Et voilà qu’aujourd’hui ce projet, porté par le géant de l’informatique mondial et le Conseil Régional d’Alsace est en voie d’achèvement. Le logiciel gratuit en alsacien de Microsoft Office sera disponible à la fin du mois de mars 2007.
Ces 50 000 mots et expressions sont l’aboutissement du travail assidu et passionné d’une équipe de linguistes, d’universitaires et d’étudiants. Ainsi l’alsacien va faire une entrée dans le troisième millénaire par la grande porte et à l’aide de la technologie de pointe !
C’est Germain Muller (1923-1994) qui en serait bien étonné. Il était, auteur et acteur de théâtre en dialecte (80.000 spectateurs / an au théâtre du "Barabli"), adjoint aux affaires culturelles du maire de Strasbourg Pierre Pflimlin. Cet homme chaleureux, plein de verve et d’ironie, aurait troussé quelques vers sur cet évènement insolite.
Lui qui un peu amer avait écrit avec son ami M. Hirlé : "Mir sin schînts d'Letschte, d'Allerletschte von denne Laetze wo noch so babbele wie 'ne der Schnawwel gewachsen ésch (il semble que nous sommes les derniers, les tout derniers qui parlent encore tel que le bec nous est poussé)".

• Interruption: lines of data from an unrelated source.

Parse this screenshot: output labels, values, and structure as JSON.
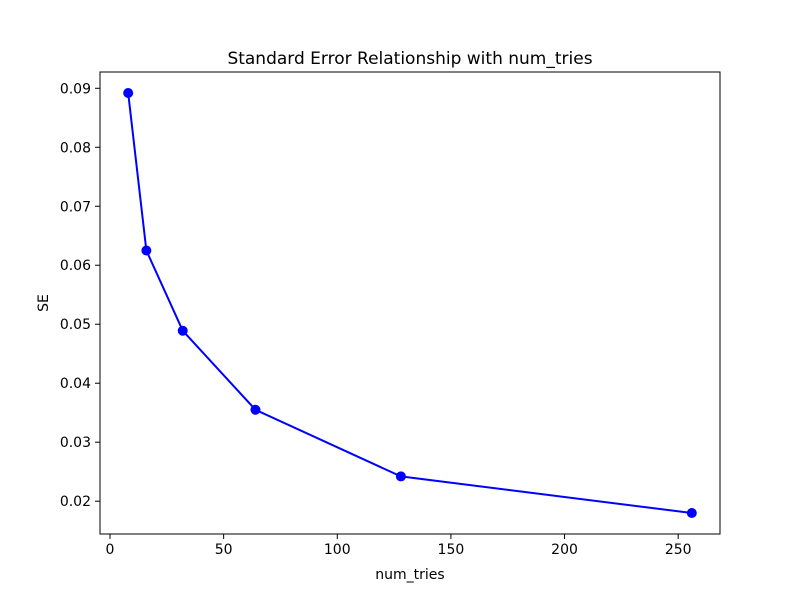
{
  "figure": {
    "background": "#ffffff"
  },
  "chart_data": {
    "type": "line",
    "title": "Standard Error Relationship with num_tries",
    "xlabel": "num_tries",
    "ylabel": "SE",
    "x": [
      8,
      16,
      32,
      64,
      128,
      256
    ],
    "series": [
      {
        "name": "SE",
        "values": [
          0.0892,
          0.0625,
          0.0489,
          0.0355,
          0.0242,
          0.018
        ],
        "color": "#0000ff",
        "marker": "circle",
        "line_width": 2
      }
    ],
    "xlim": [
      -4.4,
      268.4
    ],
    "ylim": [
      0.01444,
      0.09276
    ],
    "xticks": [
      0,
      50,
      100,
      150,
      200,
      250
    ],
    "xtick_labels": [
      "0",
      "50",
      "100",
      "150",
      "200",
      "250"
    ],
    "yticks": [
      0.02,
      0.03,
      0.04,
      0.05,
      0.06,
      0.07,
      0.08,
      0.09
    ],
    "ytick_labels": [
      "0.02",
      "0.03",
      "0.04",
      "0.05",
      "0.06",
      "0.07",
      "0.08",
      "0.09"
    ],
    "grid": false,
    "legend_position": "none",
    "axis_color": "#000000",
    "text_color": "#000000",
    "plot_background": "#ffffff"
  }
}
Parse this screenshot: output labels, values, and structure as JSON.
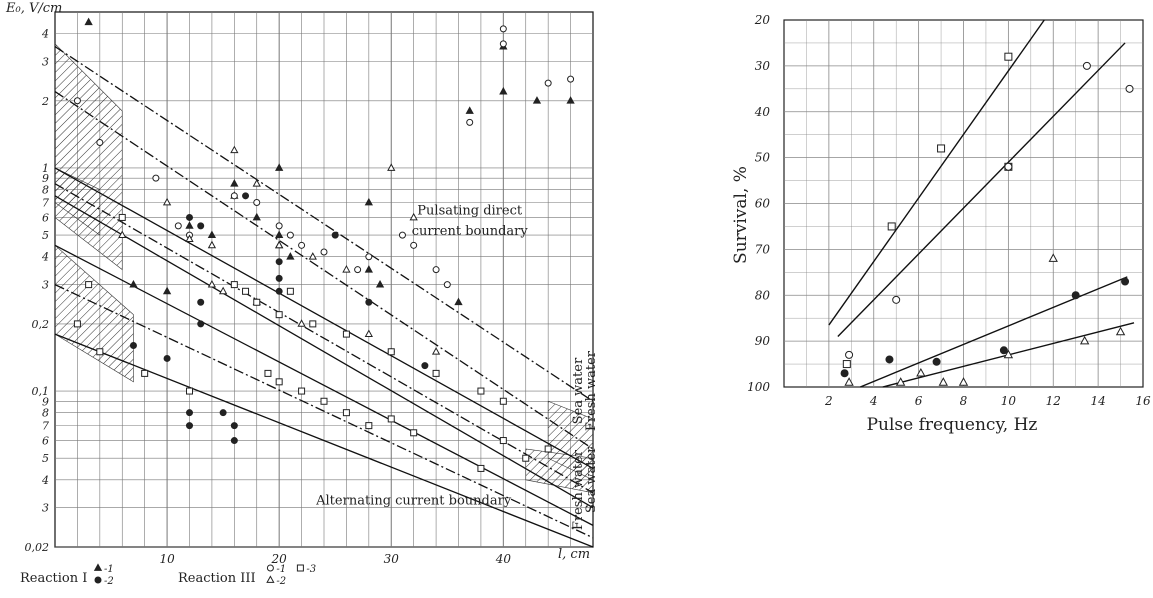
{
  "chart_data": [
    {
      "type": "scatter",
      "title": "",
      "ylabel": "E₀, V/cm",
      "xlabel": "l, cm",
      "xlim": [
        0,
        48
      ],
      "ylim_log": [
        0.02,
        5
      ],
      "y_scale": "log",
      "grid": true,
      "x_ticks": [
        10,
        20,
        30,
        40
      ],
      "y_ticks": [
        {
          "v": 4,
          "t": "4"
        },
        {
          "v": 3,
          "t": "3"
        },
        {
          "v": 2,
          "t": "2"
        },
        {
          "v": 1,
          "t": "1"
        },
        {
          "v": 0.9,
          "t": "9"
        },
        {
          "v": 0.8,
          "t": "8"
        },
        {
          "v": 0.7,
          "t": "7"
        },
        {
          "v": 0.6,
          "t": "6"
        },
        {
          "v": 0.5,
          "t": "5"
        },
        {
          "v": 0.4,
          "t": "4"
        },
        {
          "v": 0.3,
          "t": "3"
        },
        {
          "v": 0.2,
          "t": "0,2"
        },
        {
          "v": 0.1,
          "t": "0,1"
        },
        {
          "v": 0.09,
          "t": "9"
        },
        {
          "v": 0.08,
          "t": "8"
        },
        {
          "v": 0.07,
          "t": "7"
        },
        {
          "v": 0.06,
          "t": "6"
        },
        {
          "v": 0.05,
          "t": "5"
        },
        {
          "v": 0.04,
          "t": "4"
        },
        {
          "v": 0.03,
          "t": "3"
        },
        {
          "v": 0.02,
          "t": "0,02"
        }
      ],
      "lines": [
        {
          "kind": "dashdot",
          "points": [
            [
              0,
              3.5
            ],
            [
              48,
              0.09
            ]
          ]
        },
        {
          "kind": "dashdot",
          "points": [
            [
              0,
              2.2
            ],
            [
              48,
              0.055
            ]
          ]
        },
        {
          "kind": "solid",
          "points": [
            [
              0,
              1.0
            ],
            [
              48,
              0.045
            ]
          ]
        },
        {
          "kind": "dashdot",
          "points": [
            [
              0,
              0.85
            ],
            [
              48,
              0.035
            ]
          ]
        },
        {
          "kind": "solid",
          "points": [
            [
              0,
              0.75
            ],
            [
              48,
              0.03
            ]
          ]
        },
        {
          "kind": "solid",
          "points": [
            [
              0,
              0.45
            ],
            [
              48,
              0.025
            ]
          ]
        },
        {
          "kind": "dashdot",
          "points": [
            [
              0,
              0.3
            ],
            [
              48,
              0.022
            ]
          ]
        },
        {
          "kind": "solid",
          "points": [
            [
              0,
              0.18
            ],
            [
              48,
              0.02
            ]
          ]
        }
      ],
      "hatched_regions": [
        {
          "points": [
            [
              0,
              3.6
            ],
            [
              6,
              1.8
            ],
            [
              6,
              0.35
            ],
            [
              0,
              0.6
            ]
          ]
        },
        {
          "points": [
            [
              0,
              1.0
            ],
            [
              4,
              0.8
            ],
            [
              4,
              0.5
            ],
            [
              0,
              0.7
            ]
          ]
        },
        {
          "points": [
            [
              0,
              0.45
            ],
            [
              7,
              0.22
            ],
            [
              7,
              0.11
            ],
            [
              0,
              0.18
            ]
          ]
        },
        {
          "points": [
            [
              42,
              0.055
            ],
            [
              48,
              0.05
            ],
            [
              48,
              0.035
            ],
            [
              42,
              0.04
            ]
          ]
        },
        {
          "points": [
            [
              44,
              0.09
            ],
            [
              48,
              0.075
            ],
            [
              48,
              0.04
            ],
            [
              44,
              0.05
            ]
          ]
        }
      ],
      "series": [
        {
          "name": "Reaction I -1",
          "marker": "triangle-filled",
          "points": [
            [
              3,
              4.5
            ],
            [
              12,
              0.55
            ],
            [
              14,
              0.5
            ],
            [
              16,
              0.85
            ],
            [
              16,
              0.75
            ],
            [
              18,
              0.6
            ],
            [
              20,
              1.0
            ],
            [
              20,
              0.5
            ],
            [
              20,
              0.45
            ],
            [
              21,
              0.4
            ],
            [
              28,
              0.7
            ],
            [
              28,
              0.35
            ],
            [
              29,
              0.3
            ],
            [
              36,
              0.25
            ],
            [
              37,
              1.8
            ],
            [
              40,
              3.5
            ],
            [
              40,
              2.2
            ],
            [
              43,
              2.0
            ],
            [
              46,
              2.0
            ],
            [
              7,
              0.3
            ],
            [
              10,
              0.28
            ]
          ]
        },
        {
          "name": "Reaction I -2",
          "marker": "circle-filled",
          "points": [
            [
              12,
              0.6
            ],
            [
              13,
              0.55
            ],
            [
              13,
              0.25
            ],
            [
              13,
              0.2
            ],
            [
              17,
              0.75
            ],
            [
              20,
              0.38
            ],
            [
              20,
              0.32
            ],
            [
              20,
              0.28
            ],
            [
              25,
              0.5
            ],
            [
              28,
              0.25
            ],
            [
              30,
              0.15
            ],
            [
              33,
              0.13
            ],
            [
              15,
              0.08
            ],
            [
              16,
              0.07
            ],
            [
              12,
              0.08
            ],
            [
              12,
              0.07
            ],
            [
              16,
              0.06
            ],
            [
              10,
              0.14
            ],
            [
              7,
              0.16
            ]
          ]
        },
        {
          "name": "Reaction III -1",
          "marker": "circle-open",
          "points": [
            [
              2,
              2.0
            ],
            [
              4,
              1.3
            ],
            [
              9,
              0.9
            ],
            [
              16,
              0.75
            ],
            [
              18,
              0.7
            ],
            [
              20,
              0.55
            ],
            [
              21,
              0.5
            ],
            [
              22,
              0.45
            ],
            [
              24,
              0.42
            ],
            [
              27,
              0.35
            ],
            [
              28,
              0.4
            ],
            [
              31,
              0.5
            ],
            [
              32,
              0.45
            ],
            [
              34,
              0.35
            ],
            [
              35,
              0.3
            ],
            [
              40,
              4.2
            ],
            [
              40,
              3.6
            ],
            [
              44,
              2.4
            ],
            [
              46,
              2.5
            ],
            [
              37,
              1.6
            ],
            [
              11,
              0.55
            ],
            [
              12,
              0.5
            ]
          ]
        },
        {
          "name": "Reaction III -2",
          "marker": "triangle-open",
          "points": [
            [
              6,
              0.5
            ],
            [
              10,
              0.7
            ],
            [
              12,
              0.48
            ],
            [
              14,
              0.45
            ],
            [
              16,
              1.2
            ],
            [
              18,
              0.85
            ],
            [
              20,
              0.45
            ],
            [
              23,
              0.4
            ],
            [
              26,
              0.35
            ],
            [
              30,
              1.0
            ],
            [
              32,
              0.6
            ],
            [
              14,
              0.3
            ],
            [
              15,
              0.28
            ],
            [
              18,
              0.25
            ],
            [
              22,
              0.2
            ],
            [
              28,
              0.18
            ],
            [
              34,
              0.15
            ]
          ]
        },
        {
          "name": "Reaction III -3",
          "marker": "square-open",
          "points": [
            [
              6,
              0.6
            ],
            [
              3,
              0.3
            ],
            [
              2,
              0.2
            ],
            [
              4,
              0.15
            ],
            [
              16,
              0.3
            ],
            [
              17,
              0.28
            ],
            [
              18,
              0.25
            ],
            [
              20,
              0.22
            ],
            [
              21,
              0.28
            ],
            [
              23,
              0.2
            ],
            [
              26,
              0.18
            ],
            [
              30,
              0.15
            ],
            [
              34,
              0.12
            ],
            [
              38,
              0.1
            ],
            [
              40,
              0.09
            ],
            [
              19,
              0.12
            ],
            [
              20,
              0.11
            ],
            [
              22,
              0.1
            ],
            [
              24,
              0.09
            ],
            [
              26,
              0.08
            ],
            [
              28,
              0.07
            ],
            [
              30,
              0.075
            ],
            [
              32,
              0.065
            ],
            [
              8,
              0.12
            ],
            [
              12,
              0.1
            ],
            [
              40,
              0.06
            ],
            [
              42,
              0.05
            ],
            [
              44,
              0.055
            ],
            [
              38,
              0.045
            ]
          ]
        }
      ],
      "annotations": [
        {
          "text": "Pulsating direct",
          "at": [
            37,
            0.62
          ]
        },
        {
          "text": "current boundary",
          "at": [
            37,
            0.5
          ]
        },
        {
          "text": "Alternating current boundary",
          "at": [
            32,
            0.031
          ]
        },
        {
          "text": "Sea water",
          "at": [
            47,
            0.1
          ],
          "rotate": -90
        },
        {
          "text": "Fresh water",
          "at": [
            48.2,
            0.1
          ],
          "rotate": -90
        },
        {
          "text": "Sea water",
          "at": [
            48.2,
            0.04
          ],
          "rotate": -90
        },
        {
          "text": "Fresh water",
          "at": [
            47,
            0.036
          ],
          "rotate": -90
        }
      ],
      "legend": {
        "groups": [
          {
            "title": "Reaction I",
            "items": [
              {
                "marker": "triangle-filled",
                "text": "-1"
              },
              {
                "marker": "circle-filled",
                "text": "-2"
              }
            ]
          },
          {
            "title": "Reaction III",
            "items": [
              {
                "marker": "circle-open",
                "text": "-1"
              },
              {
                "marker": "triangle-open",
                "text": "-2"
              },
              {
                "marker": "square-open",
                "text": "-3"
              }
            ]
          }
        ]
      }
    },
    {
      "type": "scatter",
      "title": "",
      "xlabel": "Pulse frequency, Hz",
      "ylabel": "Survival, %",
      "xlim": [
        0,
        16
      ],
      "ylim": [
        20,
        100
      ],
      "y_inverted": true,
      "grid": true,
      "x_ticks": [
        2,
        4,
        6,
        8,
        10,
        12,
        14,
        16
      ],
      "y_ticks": [
        20,
        30,
        40,
        50,
        60,
        70,
        80,
        90,
        100
      ],
      "lines": [
        {
          "kind": "solid",
          "points": [
            [
              2,
              86.5
            ],
            [
              11.6,
              20
            ]
          ]
        },
        {
          "kind": "solid",
          "points": [
            [
              2.4,
              89
            ],
            [
              15.2,
              25
            ]
          ]
        },
        {
          "kind": "solid",
          "points": [
            [
              3.4,
              100
            ],
            [
              15.3,
              76
            ]
          ]
        },
        {
          "kind": "solid",
          "points": [
            [
              4.4,
              100
            ],
            [
              15.6,
              86
            ]
          ]
        }
      ],
      "series": [
        {
          "name": "",
          "marker": "square-open",
          "points": [
            [
              2.8,
              95
            ],
            [
              4.8,
              65
            ],
            [
              7.0,
              48
            ],
            [
              10.0,
              28
            ],
            [
              10.0,
              52
            ]
          ]
        },
        {
          "name": "",
          "marker": "circle-open",
          "points": [
            [
              2.9,
              93
            ],
            [
              5.0,
              81
            ],
            [
              10.0,
              52
            ],
            [
              13.5,
              30
            ],
            [
              15.4,
              35
            ]
          ]
        },
        {
          "name": "",
          "marker": "circle-filled",
          "points": [
            [
              2.7,
              97
            ],
            [
              4.7,
              94
            ],
            [
              6.8,
              94.5
            ],
            [
              9.8,
              92
            ],
            [
              13.0,
              80
            ],
            [
              15.2,
              77
            ]
          ]
        },
        {
          "name": "",
          "marker": "triangle-open",
          "points": [
            [
              2.9,
              99
            ],
            [
              5.2,
              99
            ],
            [
              6.1,
              97
            ],
            [
              7.1,
              99
            ],
            [
              8.0,
              99
            ],
            [
              10.0,
              93
            ],
            [
              12.0,
              72
            ],
            [
              13.4,
              90
            ],
            [
              15.0,
              88
            ]
          ]
        }
      ]
    }
  ]
}
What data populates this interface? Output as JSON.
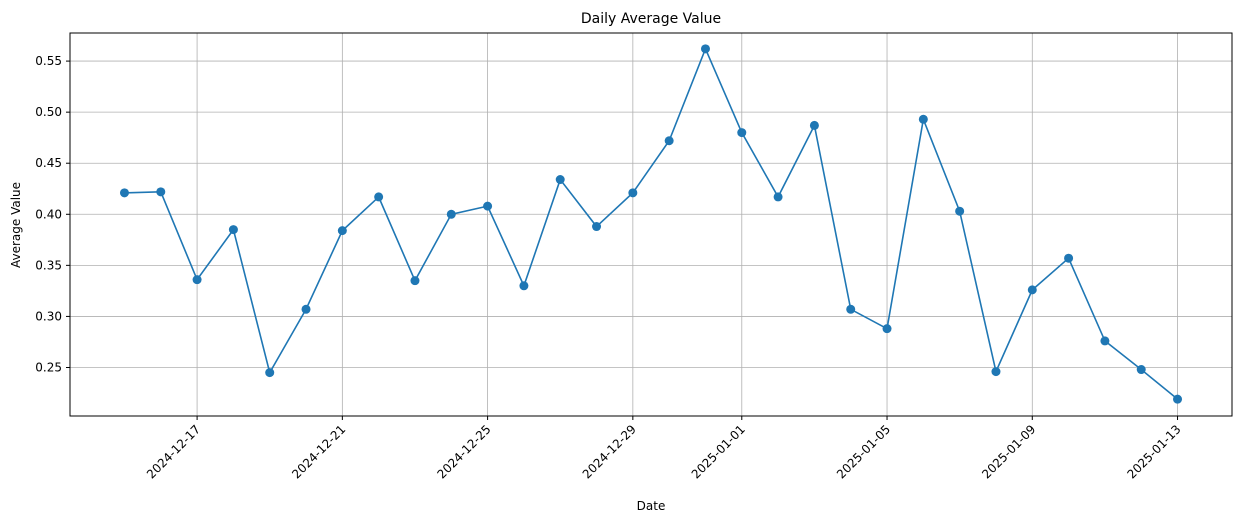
{
  "chart_data": {
    "type": "line",
    "title": "Daily Average Value",
    "xlabel": "Date",
    "ylabel": "Average Value",
    "grid": true,
    "ylim": [
      0.2025,
      0.5775
    ],
    "xlim": [
      "2024-12-13T12:00",
      "2025-01-14T12:00"
    ],
    "x_ticks": [
      "2024-12-17",
      "2024-12-21",
      "2024-12-25",
      "2024-12-29",
      "2025-01-01",
      "2025-01-05",
      "2025-01-09",
      "2025-01-13"
    ],
    "y_ticks": [
      "0.25",
      "0.30",
      "0.35",
      "0.40",
      "0.45",
      "0.50",
      "0.55"
    ],
    "color": "#1f77b4",
    "series": [
      {
        "x": [
          "2024-12-15",
          "2024-12-16",
          "2024-12-17",
          "2024-12-18",
          "2024-12-19",
          "2024-12-20",
          "2024-12-21",
          "2024-12-22",
          "2024-12-23",
          "2024-12-24",
          "2024-12-25",
          "2024-12-26",
          "2024-12-27",
          "2024-12-28",
          "2024-12-29",
          "2024-12-30",
          "2024-12-31",
          "2025-01-01",
          "2025-01-02",
          "2025-01-03",
          "2025-01-04",
          "2025-01-05",
          "2025-01-06",
          "2025-01-07",
          "2025-01-08",
          "2025-01-09",
          "2025-01-10",
          "2025-01-11",
          "2025-01-12",
          "2025-01-13"
        ],
        "values": [
          0.421,
          0.422,
          0.336,
          0.385,
          0.245,
          0.307,
          0.384,
          0.417,
          0.335,
          0.4,
          0.408,
          0.33,
          0.434,
          0.388,
          0.421,
          0.472,
          0.562,
          0.48,
          0.417,
          0.487,
          0.307,
          0.288,
          0.493,
          0.403,
          0.246,
          0.326,
          0.357,
          0.276,
          0.248,
          0.219
        ]
      }
    ]
  }
}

Il déplorait que les jeunes générations délaissent la langue dialectale que leurs ancêtres avaient parlée durant des siècles. Dans sa forme ancienne c’était la langue de Charlemagne. L’alsacien, parler de l’enfance et du cœur, langue consolatrice au temps des épreuves, langue de la familiarité et de l’humour. Permettant aussi l’autodérision comme dans la ritournelle :
Version Alsacienne |
Version Française |
Dr Hans im Schnokeloch |
Le Jean dans le trou à moustiques |
Hett alles was er willl |
A tout ce qu'il veut |
Un was er hett |
Et ce qu'il a |
Das will er nitt |
Il n'en veut pas |
Un was er will |
Et ce qu'il veut |
Das hett er nitt |
il ne l’a pas |
Eh ! bien, Germain et tous ceux qui étaient attachés à ce patrimoine linguistique seraient surpris mais heureux de voir sa promotion aujourd’hui.